Ask yourself this: When was the last time you accepted the word of someone on television who was fidgeting? Actors, newscasters and politicians are all trained to curb their fidgeting so that their message is more believable. You accept what they’re telling you because their delivery exudes knowledge and self-assuredness – even when they’re wrong. The next time you find yourself nervously fidgeting, stop for a moment. Take a breath, stand up straight and fold your hands either on top of one another or on the table or podium in front of you. Using this moment to recollect yourself should help you cease fidgeting for the time being. As you continue this habit, it will become easier to cut off the urge to fidget as soon as it starts. Eventually, you’ll stop fidgeting altogether.
When you’re truly looking to form lasting connections through effective nonverbal communication methods, you can harness the power of deep listening. Deep listening combines different tenets of nonverbal communication, such as maintaining steady eye contact, working to be truly present and engaged in the conversation, offering nonverbal feedback such as smiles and nods and positioning your body in a way that’s close to your conversation partner while retaining good posture. When done together, the result is deep listening, a state in which you are fully absorbing what your partner is saying, and they feel able to communicate with you openly and honestly.

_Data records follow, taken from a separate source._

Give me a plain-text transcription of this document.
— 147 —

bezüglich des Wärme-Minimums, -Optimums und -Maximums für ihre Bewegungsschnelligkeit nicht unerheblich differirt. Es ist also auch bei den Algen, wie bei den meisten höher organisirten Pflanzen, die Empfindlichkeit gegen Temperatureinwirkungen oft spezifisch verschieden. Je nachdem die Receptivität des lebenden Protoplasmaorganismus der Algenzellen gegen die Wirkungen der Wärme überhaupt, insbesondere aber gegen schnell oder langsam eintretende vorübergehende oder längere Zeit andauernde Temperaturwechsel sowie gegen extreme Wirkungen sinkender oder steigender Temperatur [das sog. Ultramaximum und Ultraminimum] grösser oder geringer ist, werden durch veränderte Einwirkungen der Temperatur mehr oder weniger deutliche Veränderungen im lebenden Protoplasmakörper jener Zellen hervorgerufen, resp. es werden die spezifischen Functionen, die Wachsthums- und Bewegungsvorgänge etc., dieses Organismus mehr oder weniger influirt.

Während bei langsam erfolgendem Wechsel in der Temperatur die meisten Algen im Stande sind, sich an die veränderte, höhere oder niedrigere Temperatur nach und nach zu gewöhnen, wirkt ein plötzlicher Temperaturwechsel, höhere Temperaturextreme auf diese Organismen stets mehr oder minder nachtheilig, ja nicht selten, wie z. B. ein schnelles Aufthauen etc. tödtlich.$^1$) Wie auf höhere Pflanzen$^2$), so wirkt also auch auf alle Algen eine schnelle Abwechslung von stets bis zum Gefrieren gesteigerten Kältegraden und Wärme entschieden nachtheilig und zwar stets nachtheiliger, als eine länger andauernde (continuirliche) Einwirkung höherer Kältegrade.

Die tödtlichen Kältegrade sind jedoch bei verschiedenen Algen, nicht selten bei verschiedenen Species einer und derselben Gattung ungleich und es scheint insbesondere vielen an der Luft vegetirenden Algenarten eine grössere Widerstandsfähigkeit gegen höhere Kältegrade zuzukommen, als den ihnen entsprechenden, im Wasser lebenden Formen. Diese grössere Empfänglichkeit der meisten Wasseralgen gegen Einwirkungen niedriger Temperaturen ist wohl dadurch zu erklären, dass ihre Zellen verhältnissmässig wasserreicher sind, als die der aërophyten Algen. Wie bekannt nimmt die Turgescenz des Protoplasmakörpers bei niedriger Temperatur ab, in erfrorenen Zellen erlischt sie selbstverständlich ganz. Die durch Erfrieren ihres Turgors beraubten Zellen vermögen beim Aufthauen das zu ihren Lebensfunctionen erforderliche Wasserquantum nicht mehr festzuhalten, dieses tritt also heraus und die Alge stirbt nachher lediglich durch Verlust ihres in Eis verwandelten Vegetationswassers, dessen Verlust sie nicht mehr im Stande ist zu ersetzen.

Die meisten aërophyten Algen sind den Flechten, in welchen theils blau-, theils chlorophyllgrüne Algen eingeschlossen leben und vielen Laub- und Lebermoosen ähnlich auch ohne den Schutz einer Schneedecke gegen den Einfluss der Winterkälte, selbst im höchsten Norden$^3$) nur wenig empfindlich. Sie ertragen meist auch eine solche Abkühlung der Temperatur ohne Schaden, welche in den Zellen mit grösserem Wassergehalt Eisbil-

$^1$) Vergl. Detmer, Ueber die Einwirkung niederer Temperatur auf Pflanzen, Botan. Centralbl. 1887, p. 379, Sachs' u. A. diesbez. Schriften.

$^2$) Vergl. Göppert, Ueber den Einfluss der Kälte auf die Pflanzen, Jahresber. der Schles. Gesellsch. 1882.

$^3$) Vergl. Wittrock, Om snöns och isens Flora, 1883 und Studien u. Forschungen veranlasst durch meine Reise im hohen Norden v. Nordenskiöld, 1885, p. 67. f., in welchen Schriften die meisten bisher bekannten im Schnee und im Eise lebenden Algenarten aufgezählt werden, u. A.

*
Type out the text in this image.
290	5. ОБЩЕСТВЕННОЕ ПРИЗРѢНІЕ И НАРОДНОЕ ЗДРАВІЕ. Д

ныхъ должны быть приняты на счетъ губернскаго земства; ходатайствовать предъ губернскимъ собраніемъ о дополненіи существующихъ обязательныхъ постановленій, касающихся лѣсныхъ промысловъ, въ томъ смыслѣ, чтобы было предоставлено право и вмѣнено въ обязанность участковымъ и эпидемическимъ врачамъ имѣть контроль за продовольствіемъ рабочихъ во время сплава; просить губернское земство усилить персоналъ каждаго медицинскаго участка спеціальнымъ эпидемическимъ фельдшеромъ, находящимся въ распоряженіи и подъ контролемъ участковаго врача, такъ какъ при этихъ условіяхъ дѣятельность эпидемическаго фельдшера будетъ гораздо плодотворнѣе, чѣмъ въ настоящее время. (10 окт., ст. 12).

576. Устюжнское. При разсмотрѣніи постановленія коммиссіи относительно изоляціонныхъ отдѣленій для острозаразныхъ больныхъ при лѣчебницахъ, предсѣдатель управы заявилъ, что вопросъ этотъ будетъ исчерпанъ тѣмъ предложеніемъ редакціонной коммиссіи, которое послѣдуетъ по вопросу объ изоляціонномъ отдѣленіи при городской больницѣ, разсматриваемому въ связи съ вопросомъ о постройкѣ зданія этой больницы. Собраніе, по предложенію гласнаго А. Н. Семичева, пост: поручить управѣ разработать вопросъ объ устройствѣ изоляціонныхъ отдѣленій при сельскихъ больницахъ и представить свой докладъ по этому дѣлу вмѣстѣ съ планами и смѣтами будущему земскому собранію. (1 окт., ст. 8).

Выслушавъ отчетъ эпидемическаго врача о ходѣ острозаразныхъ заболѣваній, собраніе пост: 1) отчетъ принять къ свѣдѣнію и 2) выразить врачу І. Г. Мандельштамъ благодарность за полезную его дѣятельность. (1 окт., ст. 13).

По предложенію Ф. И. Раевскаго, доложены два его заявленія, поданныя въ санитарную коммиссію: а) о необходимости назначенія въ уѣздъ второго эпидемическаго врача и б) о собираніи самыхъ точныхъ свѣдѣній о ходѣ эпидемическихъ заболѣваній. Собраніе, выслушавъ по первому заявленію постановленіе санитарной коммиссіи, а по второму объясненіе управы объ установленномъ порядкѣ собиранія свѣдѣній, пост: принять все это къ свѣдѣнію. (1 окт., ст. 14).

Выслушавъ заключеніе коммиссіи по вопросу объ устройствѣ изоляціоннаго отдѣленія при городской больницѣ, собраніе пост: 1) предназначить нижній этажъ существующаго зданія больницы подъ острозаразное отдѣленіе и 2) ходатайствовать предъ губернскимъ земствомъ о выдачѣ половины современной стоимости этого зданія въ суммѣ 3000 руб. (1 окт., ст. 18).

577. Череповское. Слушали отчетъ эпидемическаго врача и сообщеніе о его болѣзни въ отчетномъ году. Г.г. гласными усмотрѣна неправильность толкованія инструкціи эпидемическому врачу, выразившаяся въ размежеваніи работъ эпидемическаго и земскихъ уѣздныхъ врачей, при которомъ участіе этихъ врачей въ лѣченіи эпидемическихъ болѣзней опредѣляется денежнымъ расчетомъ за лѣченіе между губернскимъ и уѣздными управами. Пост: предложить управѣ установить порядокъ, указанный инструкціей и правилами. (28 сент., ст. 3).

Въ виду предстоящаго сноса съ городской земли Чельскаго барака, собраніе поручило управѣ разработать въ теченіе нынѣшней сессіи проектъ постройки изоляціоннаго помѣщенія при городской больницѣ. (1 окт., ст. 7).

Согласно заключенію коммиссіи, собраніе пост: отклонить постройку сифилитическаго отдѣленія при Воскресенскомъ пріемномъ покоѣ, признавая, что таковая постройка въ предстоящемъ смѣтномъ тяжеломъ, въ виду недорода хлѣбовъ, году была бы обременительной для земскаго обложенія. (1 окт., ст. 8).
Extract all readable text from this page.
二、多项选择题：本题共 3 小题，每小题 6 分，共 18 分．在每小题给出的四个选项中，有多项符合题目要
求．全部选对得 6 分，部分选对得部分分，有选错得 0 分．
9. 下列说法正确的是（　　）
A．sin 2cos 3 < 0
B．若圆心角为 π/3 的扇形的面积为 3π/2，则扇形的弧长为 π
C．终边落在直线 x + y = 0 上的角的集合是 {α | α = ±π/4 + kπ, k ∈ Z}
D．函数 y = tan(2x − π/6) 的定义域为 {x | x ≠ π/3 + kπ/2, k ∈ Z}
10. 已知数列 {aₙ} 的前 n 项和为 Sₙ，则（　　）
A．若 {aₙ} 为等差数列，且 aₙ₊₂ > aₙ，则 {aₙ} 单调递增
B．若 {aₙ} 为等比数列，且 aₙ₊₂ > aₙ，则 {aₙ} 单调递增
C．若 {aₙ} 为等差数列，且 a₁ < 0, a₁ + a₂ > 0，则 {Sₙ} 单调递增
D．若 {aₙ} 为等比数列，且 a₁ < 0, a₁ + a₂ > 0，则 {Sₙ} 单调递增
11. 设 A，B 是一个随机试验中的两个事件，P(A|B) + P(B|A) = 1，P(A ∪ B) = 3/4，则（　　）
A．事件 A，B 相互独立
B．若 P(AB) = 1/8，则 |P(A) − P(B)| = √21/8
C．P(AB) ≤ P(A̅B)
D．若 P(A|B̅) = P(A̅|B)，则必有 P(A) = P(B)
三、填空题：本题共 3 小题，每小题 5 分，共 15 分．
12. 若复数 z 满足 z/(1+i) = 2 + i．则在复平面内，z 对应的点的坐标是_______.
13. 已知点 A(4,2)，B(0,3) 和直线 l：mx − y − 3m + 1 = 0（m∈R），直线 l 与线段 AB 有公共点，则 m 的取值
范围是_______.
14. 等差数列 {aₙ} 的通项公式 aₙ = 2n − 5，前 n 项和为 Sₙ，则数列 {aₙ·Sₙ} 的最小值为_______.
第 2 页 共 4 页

There are so many ways that you can add value to any conversation, group meeting or social interaction, but they’re easy to overlook if you’re not carrying yourself in a way that sparks conversation and connection. Nonverbal cues and gestures can say infinitely more than words can on their own. By refining your body language and presenting yourself in a way that exudes sincerity, confidence and knowledge, you’ll deepen your existing relationships and create meaningful new ones, too.